Downward trend is recorded this year in imports gas that Greece makes from the Russia Gas in Greece, with their percentage being 39% from 51.6% last year.
Thus, LNG is the first source of supply in the Greek market, although Russia continues to provide significant quantities of gas.
In view of the forced abolition of Russian imports promoted by the Commission by 2027, the Greek blend is expected to change drastically in the coming years. The beginning will be already in the winter this year, by limiting new contracts for Greek importers. Specifically, 1/3 of the existing quantities must be replaced first with new contracts from other sources.
This is a development that may gradually affect the costs paid by consumers. The data of the European Observatory shows that Athens this year had the seventh cheaper cost for households than all capitals of Epirus, including taxes and fees.

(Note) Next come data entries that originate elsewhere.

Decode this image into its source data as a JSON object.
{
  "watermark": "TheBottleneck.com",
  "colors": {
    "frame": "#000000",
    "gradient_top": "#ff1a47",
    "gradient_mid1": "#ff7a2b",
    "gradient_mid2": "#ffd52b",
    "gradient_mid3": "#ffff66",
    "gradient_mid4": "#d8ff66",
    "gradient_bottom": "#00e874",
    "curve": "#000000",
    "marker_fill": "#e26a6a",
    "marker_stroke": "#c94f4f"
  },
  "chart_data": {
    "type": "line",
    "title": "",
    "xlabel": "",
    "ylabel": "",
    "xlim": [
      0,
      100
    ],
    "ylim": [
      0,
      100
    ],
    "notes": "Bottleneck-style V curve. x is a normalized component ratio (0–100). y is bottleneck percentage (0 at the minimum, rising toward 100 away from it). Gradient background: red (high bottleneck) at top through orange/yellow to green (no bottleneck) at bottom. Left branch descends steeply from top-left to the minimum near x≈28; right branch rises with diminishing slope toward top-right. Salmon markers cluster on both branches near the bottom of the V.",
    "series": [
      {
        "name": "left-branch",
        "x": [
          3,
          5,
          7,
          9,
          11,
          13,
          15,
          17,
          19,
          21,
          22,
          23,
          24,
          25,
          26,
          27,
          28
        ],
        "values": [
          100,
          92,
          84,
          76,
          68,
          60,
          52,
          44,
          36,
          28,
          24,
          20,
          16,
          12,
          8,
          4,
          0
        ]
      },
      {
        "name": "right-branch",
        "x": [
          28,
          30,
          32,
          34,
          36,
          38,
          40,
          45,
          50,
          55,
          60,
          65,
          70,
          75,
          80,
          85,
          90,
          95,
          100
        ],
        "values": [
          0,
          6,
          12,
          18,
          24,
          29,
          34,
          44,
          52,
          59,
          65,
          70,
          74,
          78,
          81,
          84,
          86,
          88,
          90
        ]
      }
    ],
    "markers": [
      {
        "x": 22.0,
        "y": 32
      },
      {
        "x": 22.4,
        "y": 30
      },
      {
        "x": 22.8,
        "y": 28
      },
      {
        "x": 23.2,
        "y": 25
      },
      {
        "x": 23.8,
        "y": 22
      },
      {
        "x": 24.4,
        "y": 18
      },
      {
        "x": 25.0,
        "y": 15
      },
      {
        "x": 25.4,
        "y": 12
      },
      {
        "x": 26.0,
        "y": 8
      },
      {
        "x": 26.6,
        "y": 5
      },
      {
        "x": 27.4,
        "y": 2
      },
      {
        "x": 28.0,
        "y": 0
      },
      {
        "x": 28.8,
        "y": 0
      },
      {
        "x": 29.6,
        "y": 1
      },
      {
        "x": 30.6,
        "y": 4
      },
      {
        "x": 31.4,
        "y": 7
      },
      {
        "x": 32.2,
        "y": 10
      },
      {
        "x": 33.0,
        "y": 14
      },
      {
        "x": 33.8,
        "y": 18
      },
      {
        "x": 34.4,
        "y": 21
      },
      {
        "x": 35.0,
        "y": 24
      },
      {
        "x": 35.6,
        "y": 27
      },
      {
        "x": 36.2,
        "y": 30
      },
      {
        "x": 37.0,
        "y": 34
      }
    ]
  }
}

It should also be noted that in Greece the average gas account has proportionally smaller taxes and fees (make up 38%) compared to the European average (50%). This keeps the money paid by the Greek consumer compared to those of Western Europe.
It is currently early to diagnose whether the loss of Russian gas will lead to price. As a rule it is cheaper than other solutions, but the predictions of most international analysts show that the price of LNG will be reduced in the coming years, pressing the European TTF contract. Thus, it is ultimately a tendency to offset the other.
In all this there is a degree of uncertainty. For example, demand in the US tends to grow due to investment in data centers, so it can raise prices for LNG exports. Similarly, new geopolitical developments could be changed again. We should not forget the Greek hydrocarbon surveys, which after 2030 could produce fruits if they are successful.